While the U.S. labor market is showing strength and first-quarter corporate earnings are estimated to rise 9 percent from a year earlier, the automobile industry is slumping and as Edwards points out, “bank lending to the U.S. corporate sector seems to have suffered some sort of seizure. It is difficult to know quite what to make of this, but it is typically associated with recession.”
Recessionary signals put the Fed in a difficult spot, as central bank officials have signaled their intention to raise interest rates three times this year. The stock market’s rise to record highs following the election of Republican Donald Trump on pledges to stimulate the economy with tax cuts and infrastructure spending was said to give the Fed room to hike borrowing costs.
The central bank cut rates to record lows in 2008 as the U.S. economy suffered its worst contraction since the Great Depression. The Fed also purchased trillions of dollars in government and mortgage debt as a way of driving down debt costs. The idea was to stimulate growth by encouraging borrowing among governments, businesses and consumers while punishing saving.
That central bank may have missed its chance to return to historical norms in monetary policy, Edwards said.
“The Fed should have tightened a long time ago as their easy money policies had unleashed another credit frenzy,” Edwards said. “But the latest data suggests the opportunity to normalize rates may have closed.”
Inflationary pressures, as seen in the consumer price index and wage growth, will compel the Fed to keep hiking, he said.
”For the Fed to tighten aggressively as bank lending slumps would be most odd,” Edwards said. “But tighten they will due to a rapid acceleration in wage inflation as high CPIs squeeze real wages in what is a tight labor market.”
Edwards has been on the record with bullish calls on the bond market since introducing his “Ice Age” thesis in 1996. The forecast advised investors to put money into bonds and be cautious with stocks as deflationary pressures like those seen in Japan spread throughout the world.

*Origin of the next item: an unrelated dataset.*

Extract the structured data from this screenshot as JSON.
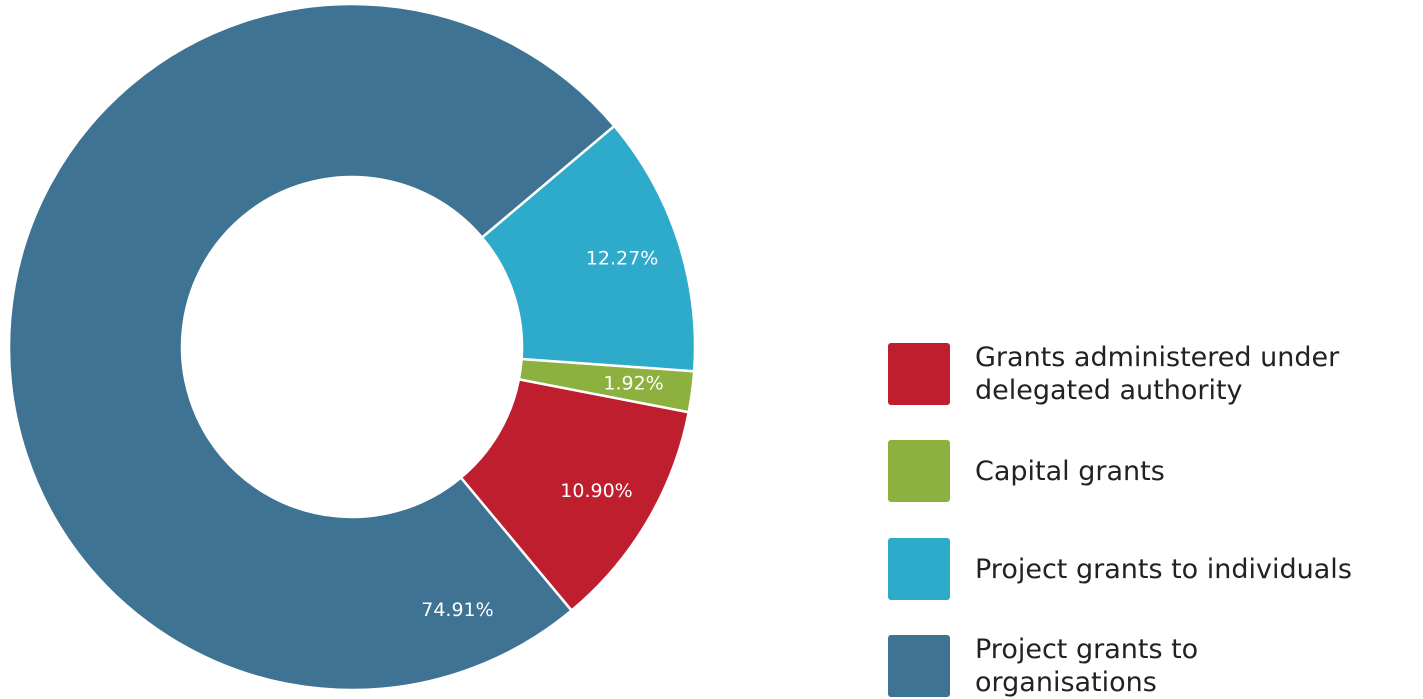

Japan has struggled with repeated recessions and slim growth since its economic bubble collapsed in the 1990s.
As another recession unfolds in the U.S., the Fed will have to buy more government debt, and drive yields on 10-year Treasurys to less than zero percent, similar to the monetary policies of Japan and the European Union, Edwards said.
“Bond yields may yet rise further, before the mother of all Ice Age rallies begins,” Edwards said. “As the Fed kills this recovery, expect U.S. 10-year yields to visit 3 percent before they converge with Japan and slump well below 0 percent.”